人生は悲しいことばかりだ、と思っている時には、人って「どうにか逃げたい」と思うものですよね。

もがいて、もがいて、それでもどうにもならなかったりする。だから、ストレスになるんです。

中には、そのまま死んでしまう人もいるんじゃないかな。でもね、今がつらかったとしても、いつかそのつらさは「あの時は大変だったね」と語れる記憶になる。

そして、強くなるんですよ。不思議だけどね。

私だって、できればずっとぬるま湯につかっていたい。みんなだってそうでしょう?楽に生きていきたいじゃないですか?

でも、つらいことが起こったら、起こったで、それは自分の強さになるのです。だから、別に悪いことじゃないんですよ。

人生は悲しいことばかりだ、と今は思うかもしれない。ただね、その状況がいつか絶対に役に立つ時がやってくる。

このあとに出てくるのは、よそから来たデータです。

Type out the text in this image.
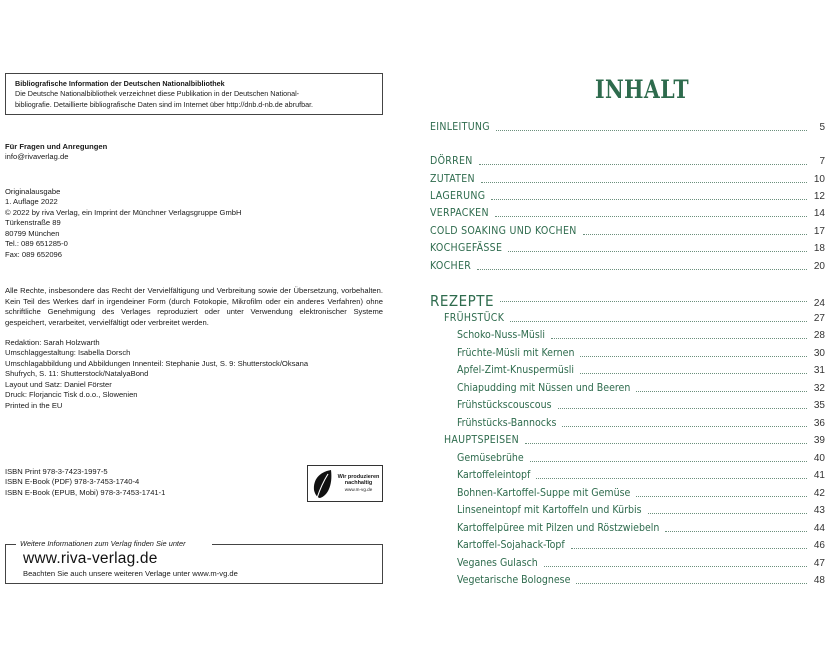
Bibliografische Information der Deutschen Nationalbibliothek
Die Deutsche Nationalbibliothek verzeichnet diese Publikation in der Deutschen National-
bibliografie. Detaillierte bibliografische Daten sind im Internet über http://dnb.d-nb.de abrufbar.
Für Fragen und Anregungen
info@rivaverlag.de
Originalausgabe
1. Auflage 2022
© 2022 by riva Verlag, ein Imprint der Münchner Verlagsgruppe GmbH
Türkenstraße 89
80799 München
Tel.: 089 651285-0
Fax: 089 652096
Alle Rechte, insbesondere das Recht der Vervielfältigung und Verbreitung sowie der Übersetzung, vorbehalten. Kein Teil des Werkes darf in irgendeiner Form (durch Fotokopie, Mikrofilm oder ein anderes Verfahren) ohne schriftliche Genehmigung des Verlages reproduziert oder unter Verwendung elektronischer Systeme gespeichert, verarbeitet, vervielfältigt oder verbreitet werden.
Redaktion: Sarah Holzwarth
Umschlaggestaltung: Isabella Dorsch
Umschlagabbildung und Abbildungen Innenteil: Stephanie Just, S. 9: Shutterstock/Oksana
Shufrych, S. 11: Shutterstock/NatalyaBond
Layout und Satz: Daniel Förster
Druck: Florjancic Tisk d.o.o., Slowenien
Printed in the EU
ISBN Print 978-3-7423-1997-5
ISBN E-Book (PDF) 978-3-7453-1740-4
ISBN E-Book (EPUB, Mobi) 978-3-7453-1741-1
Wir produzieren
nachhaltig
www.m-vg.de
Weitere Informationen zum Verlag finden Sie unter
www.riva-verlag.de
Beachten Sie auch unsere weiteren Verlage unter www.m-vg.de
INHALT
EINLEITUNG	5
DÖRREN	7
ZUTATEN	10
LAGERUNG	12
VERPACKEN	14
COLD SOAKING UND KOCHEN	17
KOCHGEFÄSSE	18
KOCHER	20
REZEPTE	24
FRÜHSTÜCK	27
Schoko-Nuss-Müsli	28
Früchte-Müsli mit Kernen	30
Apfel-Zimt-Knuspermüsli	31
Chiapudding mit Nüssen und Beeren	32
Frühstückscouscous	35
Frühstücks-Bannocks	36
HAUPTSPEISEN	39
Gemüsebrühe	40
Kartoffeleintopf	41
Bohnen-Kartoffel-Suppe mit Gemüse	42
Linseneintopf mit Kartoffeln und Kürbis	43
Kartoffelpüree mit Pilzen und Röstzwiebeln	44
Kartoffel-Sojahack-Topf	46
Veganes Gulasch	47
Vegetarische Bolognese	48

だから、それまではどうにか生きて欲しいのです。私だってつらかった。でも、つらい経験をしたから人の痛みや心の辛さがわかる。

私は痛みを知れて良かったな、と思うんです。綺麗事に聞こえるかもしれないけど、私は本当に地獄を見たから。うん。

地獄を見たからこそ、今の自分があるんです。生きてよね。みんな。大丈夫だから。

困ったら、ここに戻ってきて、「ああ、こいつも苦労したんだよな」と馬鹿にしに来れば良い。

そして、「何とか生きてみるか」と前に進んで欲しい。そう思う。